Compared to grumpy Uncle Ted, the friendly country folk of Hold Fast harken nostalgia for a place and time where people knew and helped their neighbours. Perhaps Aunt Ellen’s kindness is innate. Hold Fast underscores the innocence of the boys’ quest to find themselves at home using effectively poignant songs by Mark Bragg and Katie Bragg. A Celtic tune to the soundtrack, similarly, affords a refreshing sense of place.
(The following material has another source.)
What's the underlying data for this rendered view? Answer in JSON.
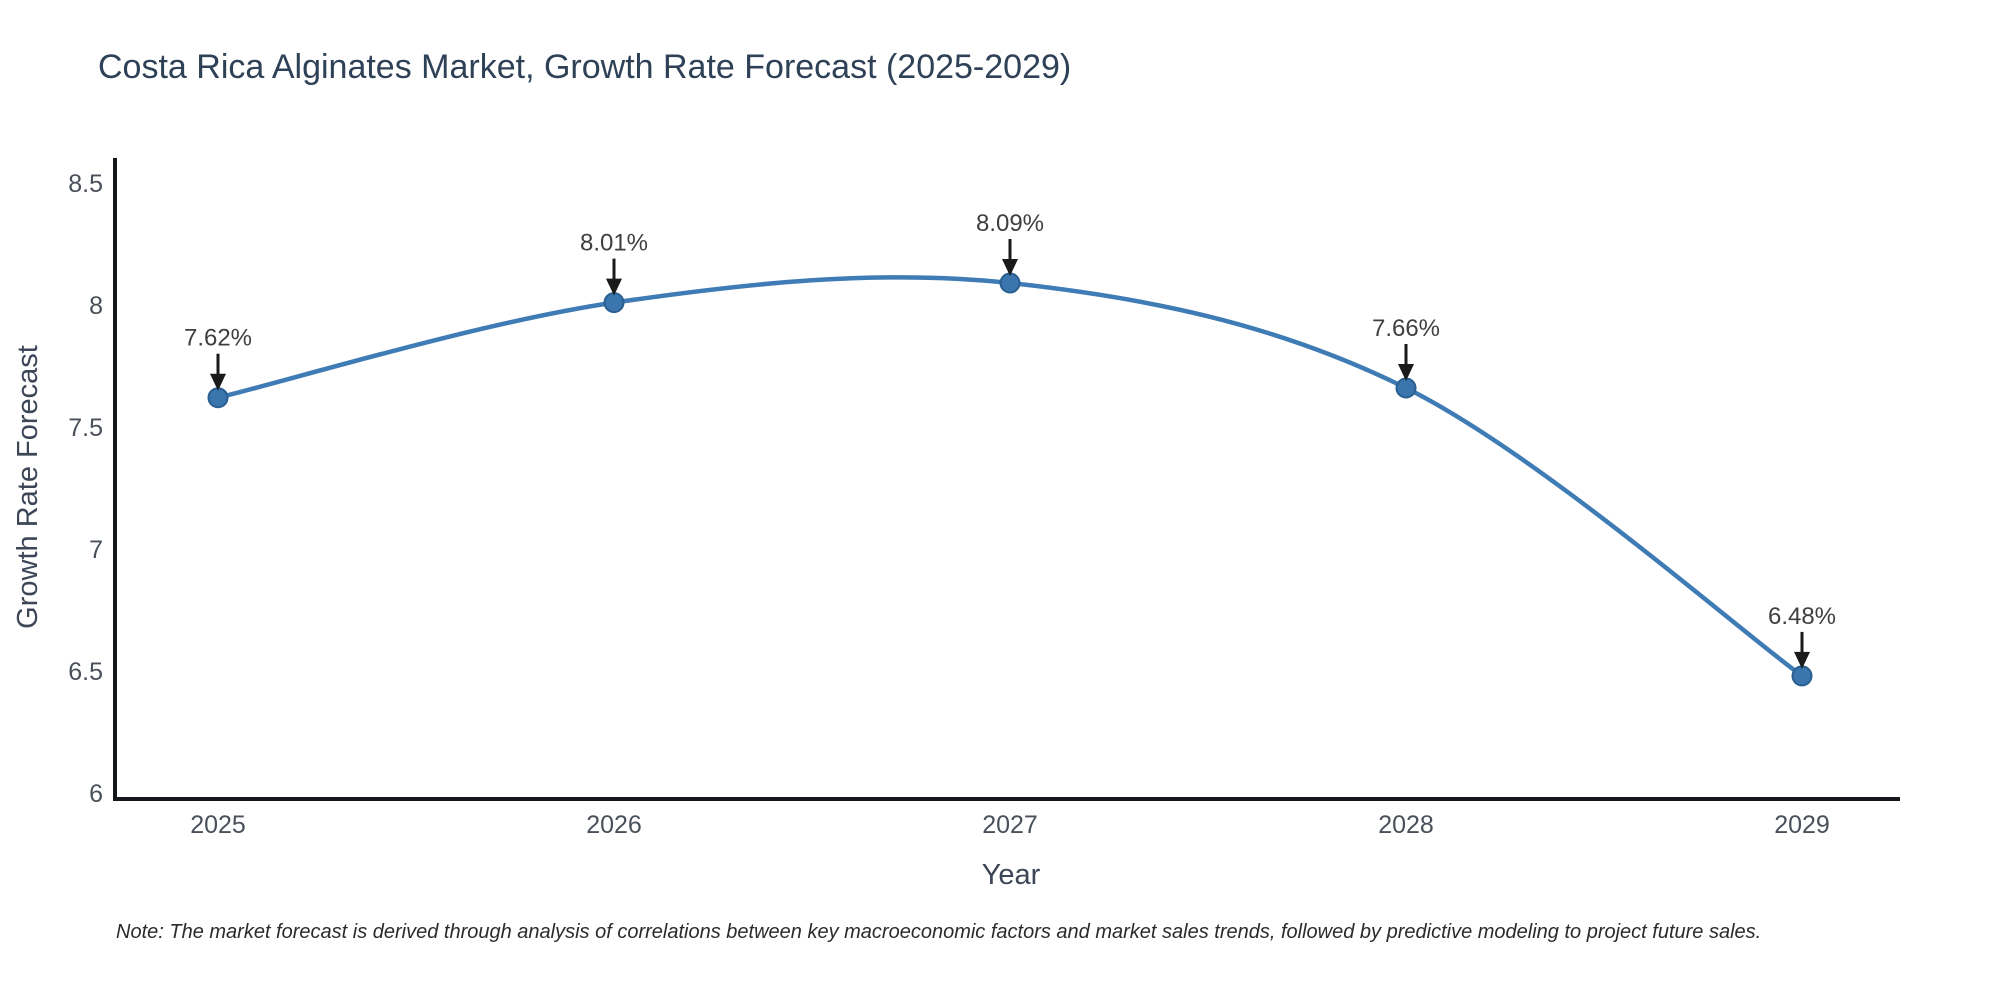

The boys’ trek follows the typical journey that mirrors their coming-of-age with the distance they cross. Tackling their fears of heights, learning to live off the land, and fending for themselves, Michael and Curtis regain the confidence and independence that faded away at the house. Aunt Ellen, similarly, comes back into her own as Hold Fast crosscuts the boys’ escape with her own suffocation in the coolly-shot house back in the city. Ellen puts her own submissiveness to Ted in perspective with the boys’ departure, and Parker makes her character stronger and more assertive to offer the lost boys a spiritual guide during their journey.

Director Justin Simms mostly lets the power of the natural surroundings take hold as Michael and Curtis hitchhike their way to the coast. Top marks go to Simms and cinematographer Catherine Lutes for framing the boys so naturally and innocently in their surroundings. (One striking shot foregrounds the flowers and tall grass as the boys assess their situation.) The majestic visuals are inspiring, although they might ultimately be more exciting than the boys are themselves. Newcomers Ash and Sullivan do their best to carry the film, and they’re fine in the boisterous moments that allow them to play around and run wild, but the emotional arc comes mostly through Parker’s ability to pull the dramatic weight of Hold Fast using only half the screen time. Simms nevertheless delivers a fun and wholesome coming-of-age tale that young viewers and parents can appreciate alike, so it’s nice that the accessibility of the film mirrors the story.

Rating: ★★★ (out of ★★★★★)

Hold Fast is now available to rent/own on Google Play.